EA Ecoversity Secures Federal Grant to Launch Hawaiian Language Program LEO
Only 5% of Native Hawaiians can hold a basic conversation in ʻōlelo Hawaiʻi. A new federal grant to EA Ecoversity aims to close that gap, and Kauaʻi could join the pilot.

Only about 5% of Native Hawaiians can hold a simple conversation in ʻōlelo Hawaiʻi. A federal grant awarded to EA Ecoversity is now funding a three-year effort to push that number higher, and the mobile-first learning platform it will build carries direct implications for Kauaʻi schools, community organizations, and ʻohana already fighting to keep the language alive in their own backyard.
The Administration for Native Americans awarded EA Ecoversity the multi-year grant to design, test, and launch LEO, a Hawaiian word meaning "voice," "advice," or "verbal expression." The program is being built as a mobile-friendly, game-like platform that guides learners toward real-world, basic conversational fluency in ʻōlelo Hawaiʻi. Rather than conventional classroom modules, LEO routes users through four distinct cultural avatars: ʻAnakē Aloha, ʻAnakala Ikaika, Papa Pono, and Tūtū Mālama. Beta testers can visit those characters in any order, accumulating approximately 125 hours of interactive games, videos, activities, and assignments, each grounded in ʻike Hawaiʻi, or Hawaiian knowledge and cultural understanding.
EA Ecoversity, founded in 2020 and incorporated as a nonprofit in 2023, is based in Hilo and targets Native Hawaiian learners between the ages of 15 and 30. Despite being a relatively young organization, it brings together staff and advisors with decades of combined experience in Indigenous education, online learning infrastructure, and micro-credentialing. The three-year grant timeline is structured to allow for iterative development: curriculum design in the early phase, pilot testing with learners and feedback loops with kūpuna and kumu, and refinement before any broader statewide release.

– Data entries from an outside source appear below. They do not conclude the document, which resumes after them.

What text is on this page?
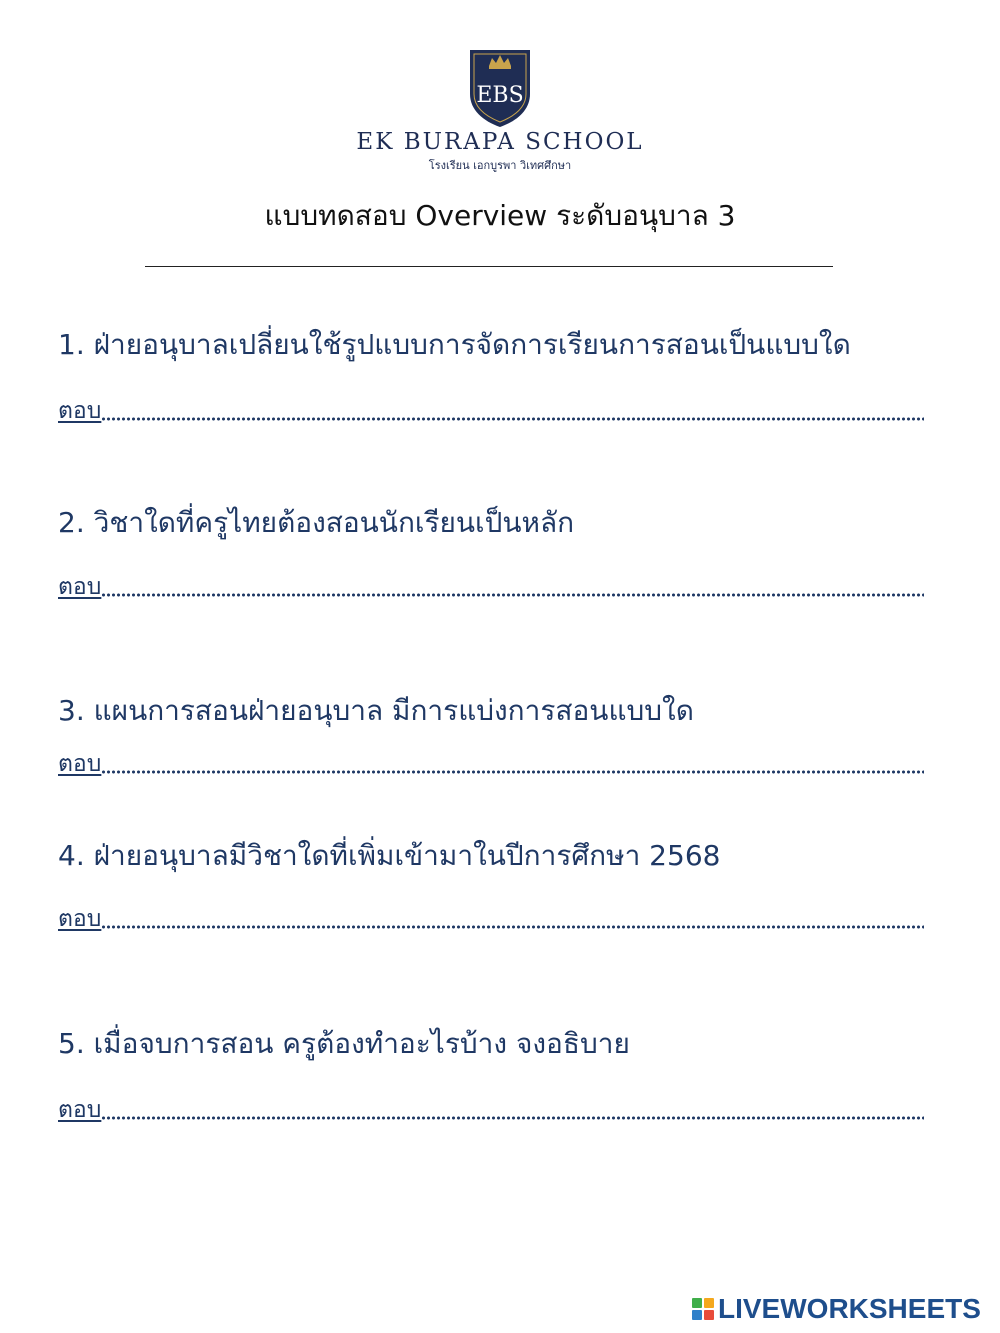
EBS
EK BURAPA SCHOOL
โรงเรียน เอกบูรพา วิเทศศึกษา
แบบทดสอบ Overview ระดับอนุบาล 3
1. ฝ่ายอนุบาลเปลี่ยนใช้รูปแบบการจัดการเรียนการสอนเป็นแบบใด
ตอบ
2. วิชาใดที่ครูไทยต้องสอนนักเรียนเป็นหลัก
ตอบ
3. แผนการสอนฝ่ายอนุบาล มีการแบ่งการสอนแบบใด
ตอบ
4. ฝ่ายอนุบาลมีวิชาใดที่เพิ่มเข้ามาในปีการศึกษา 2568
ตอบ
5. เมื่อจบการสอน ครูต้องทำอะไรบ้าง จงอธิบาย
ตอบ
LIVEWORKSHEETS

For Kauaʻi, the stakes in that rollout are concrete. The island has existing Kula Kaiapuni infrastructure, Hawaiian-focused charter programs, and community practitioners actively seeking tools that meet learners where they are, including on a phone screen. LEO's mobile-first design addresses one of the most persistent barriers to language access in a state where learners are spread across rural and remote communities. If EA Ecoversity opens pilot participation to neighbor island programs during the testing phase, Kauaʻi educators and cultural organizations would be positioned to contribute both learners and critical feedback before the platform scales statewide.
The grant also illustrates what is possible for Kauaʻi-based Native Hawaiian nonprofits pursuing similar federal funding. The Administration for Native Americans, a program within the U.S. Department of Health and Human Services, funds language preservation and culture-based education through competitive grants available to tribal and Native Hawaiian organizations. EA Ecoversity's award demonstrates that a nonprofit with a specific, measurable program model, documented community need, and culturally grounded pedagogy can secure multi-year federal investment. For local organizations on Kauaʻi that have been running ʻōlelo Hawaiʻi programming on shoestring budgets, that pathway exists, though it demands grant-writing capacity and institutional infrastructure that many smaller nonprofits have yet to build.
The 5% conversational fluency figure is the number that concentrates the urgency. Decades of immersion schooling and community language programs have moved the needle, but not fast enough to outpace generational attrition. LEO is designed to reach learners who fall outside the immersion school pipeline: older teens, young adults, and families who want to engage with ʻōlelo Hawaiʻi but have no clear on-ramp. Whether Kauaʻi practitioners will have a seat at the advisory table as EA Ecoversity develops those on-ramps depends in part on how aggressively the island's cultural institutions and schools engage in the months ahead.